Wednesday 17 April 2024

'Cute' and Somerset House & 'The Cult of Beauty' at the Wellcome

 To try and lay aside my disastrous easter, I decided to check out a couple of exhibitions that I thought would go together nicely, Cute at Somerset House and The Cult of Beauty at the Wellcome Collection.

I’m not immune to cute, I’ve been to aww at the odd thing here and there, but I do find a lot of the things marketed as cute, those bulbous heads and big, sparkling eyes (and non-existent noses) to be mildly horrific. I’m also not the biggest fan of cats, so an exhibition funded by Hello Kitty’s Sanrio company may not have been exactly my thing.

There was an entire room full of Hello Kittys, with plushie upon plushie nailed to the walls and people taking selfies all over. Very much not my thing, but I did learn that Kitty herself is called Kitty White, and that she canonically lives in London. There was also a Hello Kitty disco, which was like stepping into a glitterball, with tunes chosen by Scritti-Politti’s David Gamson, I liked his picks.

I also liked an earlier room which mentioned twee-pop in the arena of cute and played songs by Orange Juice and Altered Images.
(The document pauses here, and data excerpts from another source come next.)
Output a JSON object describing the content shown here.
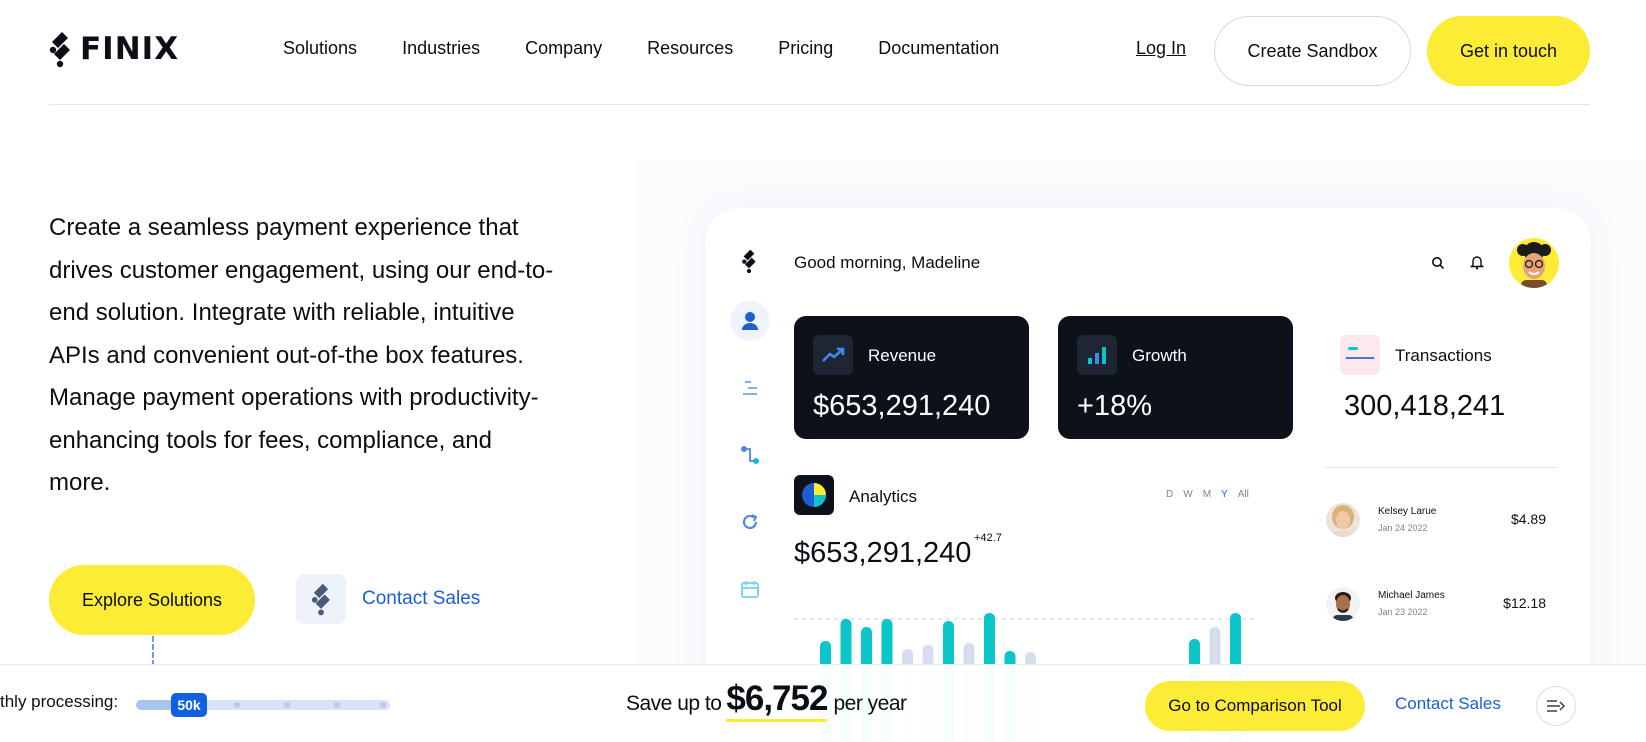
{
  "brand": {
    "name": "FINIX"
  },
  "nav": {
    "links": [
      "Solutions",
      "Industries",
      "Company",
      "Resources",
      "Pricing",
      "Documentation"
    ],
    "login": "Log In",
    "create_sandbox": "Create Sandbox",
    "get_in_touch": "Get in touch"
  },
  "hero": {
    "text": "Create a seamless payment experience that drives customer engagement, using our end-to-end solution. Integrate with reliable, intuitive APIs and convenient out-of-the box features. Manage payment operations with productivity-enhancing tools for fees, compliance, and more.",
    "explore": "Explore Solutions",
    "contact_sales": "Contact Sales"
  },
  "dashboard": {
    "greeting": "Good morning, Madeline",
    "revenue": {
      "label": "Revenue",
      "value": "$653,291,240"
    },
    "growth": {
      "label": "Growth",
      "value": "+18%"
    },
    "transactions": {
      "label": "Transactions",
      "value": "300,418,241"
    },
    "transaction_list": [
      {
        "name": "Kelsey Larue",
        "date": "Jan 24 2022",
        "amount": "$4.89"
      },
      {
        "name": "Michael James",
        "date": "Jan 23 2022",
        "amount": "$12.18"
      }
    ],
    "analytics": {
      "label": "Analytics",
      "periods": [
        "D",
        "W",
        "M",
        "Y",
        "All"
      ],
      "selected_period": "Y",
      "value": "$653,291,240",
      "delta": "+42.7"
    }
  },
  "bottom_bar": {
    "processing_label": "thly processing:",
    "slider_value": "50k",
    "slider_level": 0.18,
    "save_prefix": "Save up to",
    "save_amount": "$6,752",
    "save_suffix": "per year",
    "compare_button": "Go to Comparison Tool",
    "contact_sales": "Contact Sales"
  },
  "colors": {
    "accent_yellow": "#fdec35",
    "link_blue": "#1c5fd1",
    "dark_card": "#0d1119",
    "teal": "#0bc6c8"
  }
}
Earlier parts of the exhibition also charted the rise of the cat as cute banner-holder. There were cat images known as the Brighton Cats’ from the 1870s, in which a man called Harry Pointer put the frisky felines in cute positions and took their photos. There were also some examples of Louis Wain’s cats - which I don’t think really count as cute but I have a fondness for as my local tube station is opposite a large mural of one, so they remind me of home.
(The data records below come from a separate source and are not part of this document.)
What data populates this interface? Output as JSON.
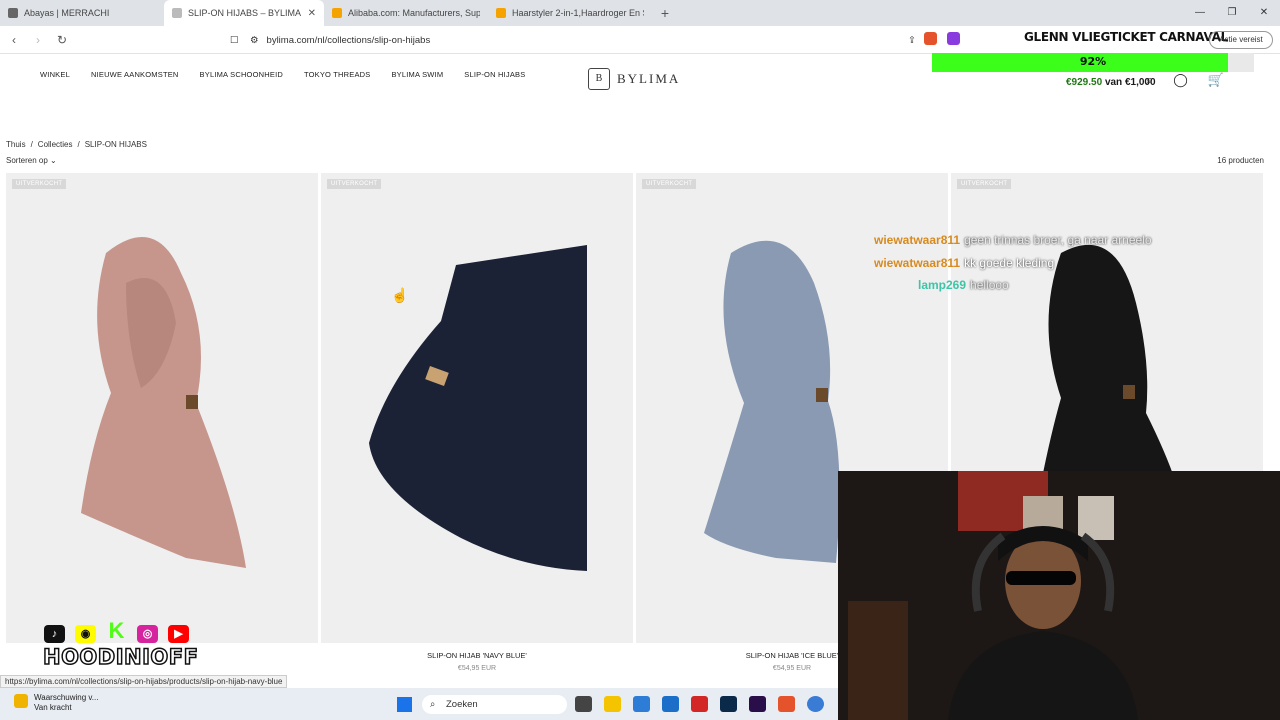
{
  "browser": {
    "tabs": [
      {
        "title": "Abayas | MERRACHI",
        "color": "#666"
      },
      {
        "title": "SLIP-ON HIJABS – BYLIMA",
        "color": "#999",
        "active": true
      },
      {
        "title": "Alibaba.com: Manufacturers, Supplie...",
        "color": "#f5a300"
      },
      {
        "title": "Haarstyler 2-in-1,Haardroger En Stijl...",
        "color": "#f5a300"
      }
    ],
    "new_tab": "+",
    "url": "bylima.com/nl/collections/slip-on-hijabs",
    "action_required": "Actie vereist",
    "status_url": "https://bylima.com/nl/collections/slip-on-hijabs/products/slip-on-hijab-navy-blue"
  },
  "site": {
    "nav": [
      "WINKEL",
      "NIEUWE AANKOMSTEN",
      "BYLIMA SCHOONHEID",
      "TOKYO THREADS",
      "BYLIMA SWIM",
      "SLIP-ON HIJABS"
    ],
    "logo_mark": "B",
    "logo_text": "BYLIMA",
    "breadcrumb": [
      "Thuis",
      "/",
      "Collecties",
      "/",
      "SLIP-ON HIJABS"
    ],
    "sort_label": "Sorteren op",
    "product_count": "16 producten",
    "products": [
      {
        "badge": "UITVERKOCHT",
        "name": "",
        "price": "",
        "color": "#c6968c"
      },
      {
        "badge": "UITVERKOCHT",
        "name": "SLIP-ON HIJAB 'NAVY BLUE'",
        "price": "€54,95 EUR",
        "color": "#1c2236"
      },
      {
        "badge": "UITVERKOCHT",
        "name": "SLIP-ON HIJAB 'ICE BLUE'",
        "price": "€54,95 EUR",
        "color": "#8a9ab3"
      },
      {
        "badge": "UITVERKOCHT",
        "name": "",
        "price": "",
        "color": "#161616"
      }
    ]
  },
  "stream": {
    "goal_title": "GLENN VLIEGTICKET CARNAVAL",
    "goal_percent": "92%",
    "goal_fraction": 0.92,
    "goal_current": "€929.50",
    "goal_sep": "van",
    "goal_target": "€1,000",
    "chat": [
      {
        "user": "wiewatwaar811",
        "msg": "geen trinnas broer, ga naar arneelo"
      },
      {
        "user": "wiewatwaar811",
        "msg": "kk goede kleding"
      },
      {
        "user": "lamp269",
        "msg": "hellooo"
      }
    ],
    "channel": "HOODINIOFF",
    "socials": [
      "tiktok-icon",
      "snapchat-icon",
      "kick-icon",
      "instagram-icon",
      "youtube-icon"
    ]
  },
  "taskbar": {
    "warning_title": "Waarschuwing v...",
    "warning_sub": "Van kracht",
    "search_placeholder": "Zoeken"
  }
}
Other items I enjoyed seeing were a collection of Daniel Johnston cassettes, I got the albums but never seen them in their original cassette form. There was a Pussy Riot balaclava, and a whole range of other assorted cute stuff. Despite a few unique pieces (I liked the big furry dragon monster thing) much of what was on show came from something designed by committee and mass-produced to be cute. I think that is where my ambivalence to cuteness comes from, it’s a very easy aesthetic to copy and mass-copy.

There were arguments about cuteness being able to sugar-coat a more subversive pill, that was where items like the balaclava came in. There was also an element of cuteness being a very welcoming, comforting thing - that it touches elements of childhood, of acceptance and is an allowed expression of the vulnerable. I could see these sides and their appeal but more than anything else, cute seemed more a consumerist trap then anything else. A conclusion re-enforced by the large, bustling gift shop.

A certain brand of politician must hate (or want to make hate-noises at) the Wellcome Collection because their exhibitions are frequently loudly and proudly woke. The Cult of Beauty is no different and uses its items to tell a story of beauty that has no set truths, varies across place and time and has been subject to colonial and commercial influences.

It starts with a Naomi Woolf quote, which I think is brave and the first item that caught my attention was a bust of Nefertiti. She gave herself this name and it meant ‘the beautiful one has come’. I like that confidence, and if the bust is a reliable indicator, she was not lying. There was another bust later, modelled in Queen Elizabeth I but with half of it as a mouldering skull with maggots in - the point of the bust was to train lookers out of vanity.

In that same area was a print of a windmill designed to grind ugly wives beautiful (rather like the windmill to grind old people young in Kit Smart’s The Midwife) and a picture of a woman who drank gold to keep herself young and probably died of it. That’s next to a modern beauty product with gold as its special ingredient. I also learned about St Rose of Lima, who used to rub peppercorns on her face to make her ugly, as she believed her beauty was a distraction from Christ’s. 

There were some fun collections of various historical beauty aids. There was a full kit for the eighteenth century woman wanting to youthen herself up with cheek plumpers, breast plumpers, mouse fur eyebrows and a pot of mouches to hide smallpox scars. There was a moustache nightcap, which I remember General Melchett having in a scene in Blackadder, and a mug with a moustache-guard for the heavily moustachioed gentleman. 

Things got more serious as we got to the modern day. There was a section about the colonial impact of beauty, with adverts for older and more modern skin whiteners, and a catalogue of beauty by race. There was a bit about cosmetic surgery that I moved through pretty quickly and a life sized Barbie, showing how ridiculous the doll would look as a real person.

Finally there were some of those artworks that get commissioned for exhibitions that I never really get. One of them was a mirror with the words, “I’ve mistaken social pressure for self expression.” Not being one of the beautiful people, and being the general kind of person I am, I’ve never really seen my body as much of a canvas for self expression. There are certain materials, colours and cuts I veer towards, I must have some sense of my personal style as I don’t walk about in a mishmash of whatever is around but generally my body is the thing that lugs me from one exhibition to another. 

Both exhibitions ended with this queasy feeling that something that is natural, a fondness for the vulnerable and slightly infantile, a desire to look good in our own eyes and others, have been mercilessly hijacked by the money making forces and that any true autonomy is pretty small. I’m not sure what to do with that information, but hair and beauty adverts seem more aggressive since.